26/03/2021
Salah Stétié, in Diérèse 30, été-automne 2005, 250 pages (textes d'Alain Suied, Richard Rognet, Salah Stétié, Werner Lambersy...)
Qui verra vivra
La poésie n'est pas un tapis volant. Elle a affaire avec la terre, avec le tuf. C'est là sa vérité, cette boue de l'être et de l'homme, et c'est à partir de cette boue-là qu'il faut à la poésie, cheminant, apprendre à inventer, à réinventer la transparence. Certains, dont je suis, ont besoin de cette transparence comme d'une fenêtre ouverte, pour respirer.

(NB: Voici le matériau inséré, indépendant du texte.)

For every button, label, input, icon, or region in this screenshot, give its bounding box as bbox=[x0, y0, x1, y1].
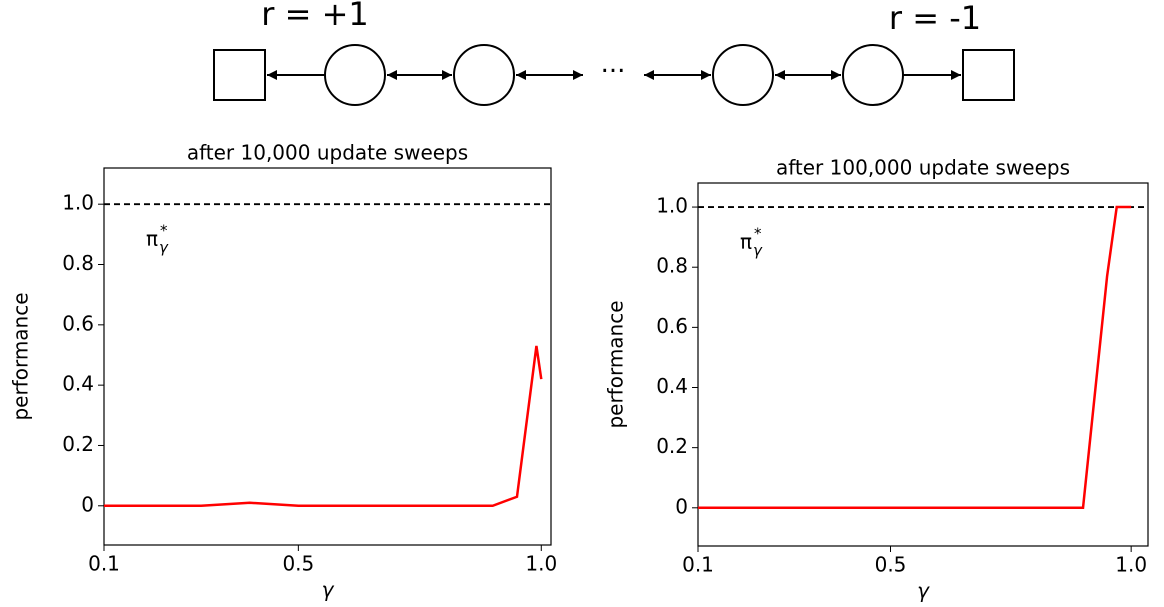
x-tick-label: 0.1 bbox=[682, 553, 714, 577]
x-tick-label: 0.5 bbox=[282, 552, 314, 576]
y-axis-label: performance bbox=[9, 292, 33, 420]
annotation-base: π bbox=[146, 227, 158, 251]
x-tick-label: 0.5 bbox=[875, 553, 907, 577]
y-tick-label: 0.6 bbox=[656, 314, 688, 338]
y-tick-label: 0.8 bbox=[656, 254, 688, 278]
y-tick-label: 0.6 bbox=[62, 311, 94, 335]
y-tick-label: 0.8 bbox=[62, 251, 94, 275]
data-line bbox=[104, 345, 543, 508]
annotation-base: π bbox=[740, 230, 752, 254]
state bbox=[712, 44, 774, 106]
y-tick-label: 0.4 bbox=[62, 372, 94, 396]
right-reward: r = -1 bbox=[889, 0, 981, 37]
left-terminal bbox=[213, 49, 266, 101]
chart-title: after 100,000 update sweeps bbox=[776, 156, 1070, 180]
left-reward: r = +1 bbox=[261, 0, 368, 33]
annotation-sub: γ bbox=[753, 242, 763, 260]
chain-diagram: r = +1 r = -1 ··· bbox=[213, 0, 1015, 106]
x-tick-label: 1.0 bbox=[525, 552, 557, 576]
y-tick-label: 0.4 bbox=[656, 374, 688, 398]
y-tick-label: 0 bbox=[81, 492, 94, 516]
annotation-sup: * bbox=[754, 225, 762, 243]
x-tick-label: 1.0 bbox=[1115, 553, 1147, 577]
y-tick-label: 0.2 bbox=[62, 432, 94, 456]
right-terminal bbox=[962, 49, 1015, 101]
state bbox=[324, 44, 386, 106]
annotation-sup: * bbox=[160, 222, 168, 240]
chart-title: after 10,000 update sweeps bbox=[187, 141, 468, 165]
axes-frame bbox=[103, 167, 552, 546]
y-tick-label: 1.0 bbox=[656, 194, 688, 218]
y-tick-label: 0.2 bbox=[656, 434, 688, 458]
annotation-sub: γ bbox=[159, 239, 169, 257]
state bbox=[842, 44, 904, 106]
state bbox=[453, 44, 515, 106]
x-tick-label: 0.1 bbox=[88, 552, 120, 576]
ellipsis: ··· bbox=[601, 57, 626, 87]
y-axis-label: performance bbox=[604, 300, 628, 428]
axes-frame bbox=[697, 182, 1149, 547]
x-axis-label: γ bbox=[322, 578, 335, 602]
x-axis-label: γ bbox=[917, 579, 930, 603]
y-tick-label: 0 bbox=[675, 494, 688, 518]
y-tick-label: 1.0 bbox=[62, 191, 94, 215]
data-line bbox=[698, 205, 1132, 510]
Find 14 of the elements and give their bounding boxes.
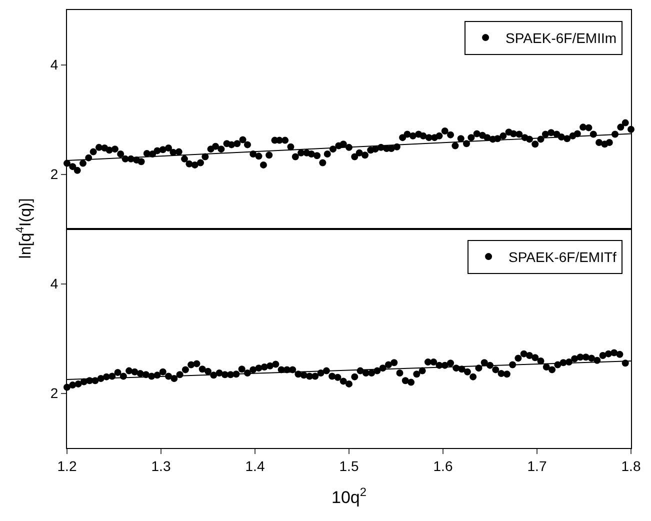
x-tick-label: 1.5 — [339, 458, 359, 474]
legend-label: SPAEK-6F/EMITf — [508, 249, 617, 266]
x-tick-label: 1.8 — [621, 458, 641, 474]
y-tick-label: 2 — [50, 166, 58, 182]
x-tick-label: 1.6 — [433, 458, 453, 474]
x-tick-label: 1.3 — [151, 458, 171, 474]
legend-label: SPAEK-6F/EMIIm — [506, 30, 617, 46]
y-tick-label: 4 — [50, 56, 58, 73]
x-axis-title: 10q$^{2}$ — [332, 485, 367, 508]
y-tick-label: 2 — [50, 385, 58, 402]
x-tick-label: 1.2 — [57, 458, 77, 474]
x-tick-label: 1.7 — [527, 458, 547, 474]
x-tick-label: 1.4 — [245, 458, 265, 474]
y-tick-label: 4 — [50, 276, 58, 292]
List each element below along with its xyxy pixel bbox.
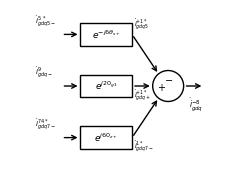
Bar [80, 126, 132, 149]
Text: $\dot{i}^{+1*}_{gdq+}$: $\dot{i}^{+1*}_{gdq+}$ [134, 89, 151, 104]
Text: $\dot{i}^{5\ *}_{gdq5-}$: $\dot{i}^{5\ *}_{gdq5-}$ [35, 15, 56, 30]
Text: $+$: $+$ [157, 82, 166, 93]
Text: $\dot{i}^{9}_{gdq-}$: $\dot{i}^{9}_{gdq-}$ [35, 66, 53, 82]
Circle shape [153, 71, 184, 101]
Text: $\dot{i}^{-8}_{gdq}$: $\dot{i}^{-8}_{gdq}$ [189, 96, 203, 113]
Text: $\dot{i}^{+1*}_{gdq5}$: $\dot{i}^{+1*}_{gdq5}$ [134, 18, 149, 33]
Text: $-$: $-$ [164, 74, 174, 84]
Text: $e^{j20_{g1}}$: $e^{j20_{g1}}$ [95, 80, 118, 92]
Bar [80, 23, 132, 46]
Text: $e^{-j6\theta_{s+}}$: $e^{-j6\theta_{s+}}$ [92, 28, 121, 41]
Text: $\dot{i}^{1*}_{gdq7-}$: $\dot{i}^{1*}_{gdq7-}$ [134, 140, 154, 155]
Text: $e^{j60_{z+}}$: $e^{j60_{z+}}$ [94, 131, 118, 144]
Bar [80, 75, 132, 97]
Text: $\dot{i}^{74*}_{gdq7-}$: $\dot{i}^{74*}_{gdq7-}$ [35, 118, 56, 133]
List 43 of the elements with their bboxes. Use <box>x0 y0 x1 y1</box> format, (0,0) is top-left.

La langue française qui m'est si chère, à moi qui suis d'origine arabe, enraciné en Méditerranée sombre, a des pouvoirs inouïs de transparence. "Donner un sens plus pur aux mots", c'est aussi ajouter à la lumière. Non pas la lumière de l'intelligence seulement, mais celle aussi du puits obscur où l'on jette une torche - pour voir. "Qui verra vivra", dit la langue française, notre langue, dont je sais que, malgré les menaces qui l'assiègent, elle est faite pour vivre, liberté et poésie mêlées.
Les doigts
Je salue chacun de mes doigts.
Je salue chacun de mes doigts avec leurs ongles.
La main. Le bras.
Le bras comme un sarment arraché et l'autre bras aussi, le serment de leurs mains devant le serrement du cœur.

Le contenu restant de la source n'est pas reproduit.